PDF Portfolios (aka PDF Packages or Collections)

Introduction

Since PDF 1.4 it is possible to embed external files in the body of a PDF document and link them through e.g. file attachment annotations or through the embedded files name tree.

In PDF 1.7 a new feature was introduced which allows an enhanced presentation of file attachments stored in a PDF document. It may specify how a conforming reader application should present the file attachments. The PDF specification named such presentation "portable collection" or more general "Collections". Sadly none of these terms made it into any viewer or creator application. Acrobat 8 for example called a file that makes use of collections a PDF Package while it was called PDF Portfolio in Acrobat 9. PDF Portfolios in Acrobat 9 were also enriched with a compiled ActionScript program.

Other reader and creator applications also use the term PDF Porfolio when it comes to Collections. We will use this term in the documentation as well while our code makes use of the more PDF specification related terms. 

The SetaPDF-Merger component allows you to create and interact with PDF Portfolios in a very intuitive way.

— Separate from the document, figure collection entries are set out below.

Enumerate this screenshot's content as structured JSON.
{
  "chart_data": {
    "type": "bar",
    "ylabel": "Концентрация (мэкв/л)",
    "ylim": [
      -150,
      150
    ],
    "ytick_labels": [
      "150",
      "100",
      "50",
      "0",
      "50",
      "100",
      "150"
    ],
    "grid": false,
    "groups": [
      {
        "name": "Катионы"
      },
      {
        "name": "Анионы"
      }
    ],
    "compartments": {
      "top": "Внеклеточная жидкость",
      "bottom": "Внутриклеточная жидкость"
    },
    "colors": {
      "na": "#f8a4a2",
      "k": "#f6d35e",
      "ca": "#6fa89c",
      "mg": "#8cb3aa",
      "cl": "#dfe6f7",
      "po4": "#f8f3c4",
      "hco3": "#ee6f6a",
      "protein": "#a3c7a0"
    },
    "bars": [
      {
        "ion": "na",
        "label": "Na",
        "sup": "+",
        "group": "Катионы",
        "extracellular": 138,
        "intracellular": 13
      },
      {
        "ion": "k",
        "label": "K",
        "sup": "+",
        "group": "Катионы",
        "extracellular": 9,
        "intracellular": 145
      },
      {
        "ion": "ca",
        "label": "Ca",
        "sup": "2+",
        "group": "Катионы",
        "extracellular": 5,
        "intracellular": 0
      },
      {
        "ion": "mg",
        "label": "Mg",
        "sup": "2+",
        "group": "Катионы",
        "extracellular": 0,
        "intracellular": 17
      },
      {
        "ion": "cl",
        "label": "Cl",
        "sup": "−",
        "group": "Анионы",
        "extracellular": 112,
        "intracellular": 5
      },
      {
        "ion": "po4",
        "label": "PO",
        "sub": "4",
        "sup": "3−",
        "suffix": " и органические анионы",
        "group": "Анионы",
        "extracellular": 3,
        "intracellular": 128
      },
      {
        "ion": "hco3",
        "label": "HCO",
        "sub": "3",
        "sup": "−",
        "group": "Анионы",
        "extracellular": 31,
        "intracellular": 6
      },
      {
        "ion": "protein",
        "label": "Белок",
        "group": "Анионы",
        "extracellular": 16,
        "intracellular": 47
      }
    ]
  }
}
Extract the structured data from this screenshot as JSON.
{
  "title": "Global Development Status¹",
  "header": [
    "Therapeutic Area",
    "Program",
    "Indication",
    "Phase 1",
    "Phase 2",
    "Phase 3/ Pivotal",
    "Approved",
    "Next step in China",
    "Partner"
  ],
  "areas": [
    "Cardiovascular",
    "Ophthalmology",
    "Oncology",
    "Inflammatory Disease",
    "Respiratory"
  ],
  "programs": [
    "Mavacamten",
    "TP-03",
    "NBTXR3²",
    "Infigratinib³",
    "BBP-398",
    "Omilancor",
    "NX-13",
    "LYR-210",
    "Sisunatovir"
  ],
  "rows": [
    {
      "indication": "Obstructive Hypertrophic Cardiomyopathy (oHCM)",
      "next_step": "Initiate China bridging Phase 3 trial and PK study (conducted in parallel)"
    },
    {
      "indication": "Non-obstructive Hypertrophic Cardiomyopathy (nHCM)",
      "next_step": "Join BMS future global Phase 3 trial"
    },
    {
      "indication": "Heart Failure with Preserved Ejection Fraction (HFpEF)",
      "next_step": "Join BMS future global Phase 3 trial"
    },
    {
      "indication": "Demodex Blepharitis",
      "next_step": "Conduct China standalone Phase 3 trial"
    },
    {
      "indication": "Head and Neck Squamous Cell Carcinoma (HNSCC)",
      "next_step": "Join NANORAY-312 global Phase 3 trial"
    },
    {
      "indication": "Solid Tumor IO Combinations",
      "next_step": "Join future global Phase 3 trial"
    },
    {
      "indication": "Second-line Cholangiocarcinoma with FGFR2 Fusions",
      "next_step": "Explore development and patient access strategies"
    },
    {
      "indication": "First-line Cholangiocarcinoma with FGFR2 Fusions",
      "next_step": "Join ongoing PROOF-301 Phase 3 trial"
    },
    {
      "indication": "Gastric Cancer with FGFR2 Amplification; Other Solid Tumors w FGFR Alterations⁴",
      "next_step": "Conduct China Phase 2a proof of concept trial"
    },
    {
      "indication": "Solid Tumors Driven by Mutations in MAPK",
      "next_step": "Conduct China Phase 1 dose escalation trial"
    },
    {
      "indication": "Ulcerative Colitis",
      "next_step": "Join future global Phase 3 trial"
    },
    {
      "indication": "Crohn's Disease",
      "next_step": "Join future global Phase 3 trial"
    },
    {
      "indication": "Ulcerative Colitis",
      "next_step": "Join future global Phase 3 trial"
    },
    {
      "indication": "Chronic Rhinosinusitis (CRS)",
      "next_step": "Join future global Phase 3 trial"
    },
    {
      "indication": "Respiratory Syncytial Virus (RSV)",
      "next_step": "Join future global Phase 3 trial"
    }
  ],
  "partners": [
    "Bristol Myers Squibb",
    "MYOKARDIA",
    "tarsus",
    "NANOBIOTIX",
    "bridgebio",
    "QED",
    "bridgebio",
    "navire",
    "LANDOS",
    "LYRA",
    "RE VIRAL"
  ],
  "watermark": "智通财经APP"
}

Create a Collection Instance

A PDF Portfolio starts with a PDF document that represents the container. This document could display e.g. a message that a conforming reader application is needed to display PDF Portfolios (it is also called cover sheet in some applications). It can be an existing PDF document or a completely new document.

The SetaPDF_Merger_Collection class is the main class to use if you start to handle PDF Portfolios.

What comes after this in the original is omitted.